Interessante è anche la figura di Rose che fa la cam girl, in questo caso la serie mette in campo un argomento importante: il consenso. Dopo una serata al Love Club, Rose torna a casa con un ragazzo che crede di poter fare con lei qualunque cosa in quanto cam girl che si esibisce in spettacoli erotici o pornografici. Lei si blocca, pretende rispetto e di non essere giudicata. Non è un oggetto, è una donna che conosce il desiderio e che è parte integrante dell’atto.

Di grande interesse è anche la fragilità di Tim; il racconto della salute mentale è urgente perché nella società odierna si fatica ancora, purtroppo, per fortuna non sempre, a parlare di ciò e di quanto sia necessario prendersi cura della propria mente come ci si prende cura di tutto il resto. 

Il Love Club è luogo dove sesso, amore e amicizia si declinano in maniera imprevista e senza regole, posto talmente necessario per le persone che ci vanno da diventare motivo (Rose, Tim e Zhang sono frenati ma appena sanno che c’è uno spettacolo a cui partecipare, iniziano a riflettere) e spinta per crescere, facendo passi da gigante nella propria formazione, i giovani e le giovani imparano a lasciare a sé la possibilità di essere e di evolversi. Il club è il nucleo attorno al quale orbitano tutte le altre figure, si incontrano e si sfiorano in un percorso che le vede affrontare sé stesse, le proprie angosce, i propri fantasmi e le loro paure.

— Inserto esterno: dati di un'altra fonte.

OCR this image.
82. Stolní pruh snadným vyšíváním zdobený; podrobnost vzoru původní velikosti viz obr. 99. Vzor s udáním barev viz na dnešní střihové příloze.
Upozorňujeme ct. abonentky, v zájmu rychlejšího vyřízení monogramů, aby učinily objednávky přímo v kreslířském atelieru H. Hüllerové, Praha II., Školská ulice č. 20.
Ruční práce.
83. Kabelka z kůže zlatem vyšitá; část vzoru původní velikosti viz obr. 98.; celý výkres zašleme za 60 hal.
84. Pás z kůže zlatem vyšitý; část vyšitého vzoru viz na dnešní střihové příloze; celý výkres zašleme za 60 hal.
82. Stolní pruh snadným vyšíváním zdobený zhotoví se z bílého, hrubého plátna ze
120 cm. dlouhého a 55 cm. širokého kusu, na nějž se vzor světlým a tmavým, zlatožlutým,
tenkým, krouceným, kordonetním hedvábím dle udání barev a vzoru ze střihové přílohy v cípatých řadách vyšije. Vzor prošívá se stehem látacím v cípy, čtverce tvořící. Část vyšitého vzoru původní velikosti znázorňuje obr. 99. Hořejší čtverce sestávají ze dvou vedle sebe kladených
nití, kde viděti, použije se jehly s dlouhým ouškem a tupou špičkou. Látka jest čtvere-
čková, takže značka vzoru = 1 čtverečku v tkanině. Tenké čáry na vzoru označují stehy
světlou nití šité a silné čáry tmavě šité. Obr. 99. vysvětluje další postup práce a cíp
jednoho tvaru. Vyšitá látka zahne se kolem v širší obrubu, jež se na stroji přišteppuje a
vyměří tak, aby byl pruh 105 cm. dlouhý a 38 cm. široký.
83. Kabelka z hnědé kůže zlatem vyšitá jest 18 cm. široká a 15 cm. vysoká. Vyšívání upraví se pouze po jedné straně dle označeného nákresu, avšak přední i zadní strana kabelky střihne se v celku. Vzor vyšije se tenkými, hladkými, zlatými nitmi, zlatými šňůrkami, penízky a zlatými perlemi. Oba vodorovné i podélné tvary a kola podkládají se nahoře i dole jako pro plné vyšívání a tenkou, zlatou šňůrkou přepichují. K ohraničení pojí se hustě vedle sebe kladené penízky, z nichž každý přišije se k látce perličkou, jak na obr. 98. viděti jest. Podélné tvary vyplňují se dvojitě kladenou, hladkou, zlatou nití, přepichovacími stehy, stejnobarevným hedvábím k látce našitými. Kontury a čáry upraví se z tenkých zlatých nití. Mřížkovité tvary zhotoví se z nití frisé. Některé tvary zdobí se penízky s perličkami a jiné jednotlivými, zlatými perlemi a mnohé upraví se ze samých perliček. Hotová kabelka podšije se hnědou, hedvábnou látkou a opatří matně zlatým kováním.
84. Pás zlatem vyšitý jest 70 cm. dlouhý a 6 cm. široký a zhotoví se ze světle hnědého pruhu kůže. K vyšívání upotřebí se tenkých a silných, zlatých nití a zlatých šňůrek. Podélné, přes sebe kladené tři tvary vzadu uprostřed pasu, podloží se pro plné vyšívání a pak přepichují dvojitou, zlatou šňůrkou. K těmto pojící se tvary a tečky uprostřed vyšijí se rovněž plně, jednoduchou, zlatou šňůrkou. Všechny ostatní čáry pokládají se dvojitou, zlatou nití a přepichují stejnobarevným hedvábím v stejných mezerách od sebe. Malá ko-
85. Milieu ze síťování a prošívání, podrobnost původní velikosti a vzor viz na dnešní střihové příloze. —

Love Club: valutazione e conclusione

Love Club dà voce alle storie e alle persone silenziose, a tutte quelle persone che vivono accanto a noi, ai nostri amici, ai fratelli e alle sorelle, che prendono il caffè nel bar sotto casa e raccontano proprio a noi del fidanzano violento, della ragazza che hanno tradito perché temono di perdere la propria libertà. Storie come queste sono importanti perché non iniziano e non finiscono con il coming out, sono fatte di quotidianità, di problemi di lavoro, di difficoltà di tutti i giorni che contribuiscono in qualche modo a costruire l’identità dell’individuo e a empatizzare sentendosi anche parte di ciò a cui si assiste. Love Club ha lo scopo di far sentire un po’ meno soli e meno invisibili con una narrazione che apre la rappresentazione includendo chi spesso non è inserito nel “gioco”.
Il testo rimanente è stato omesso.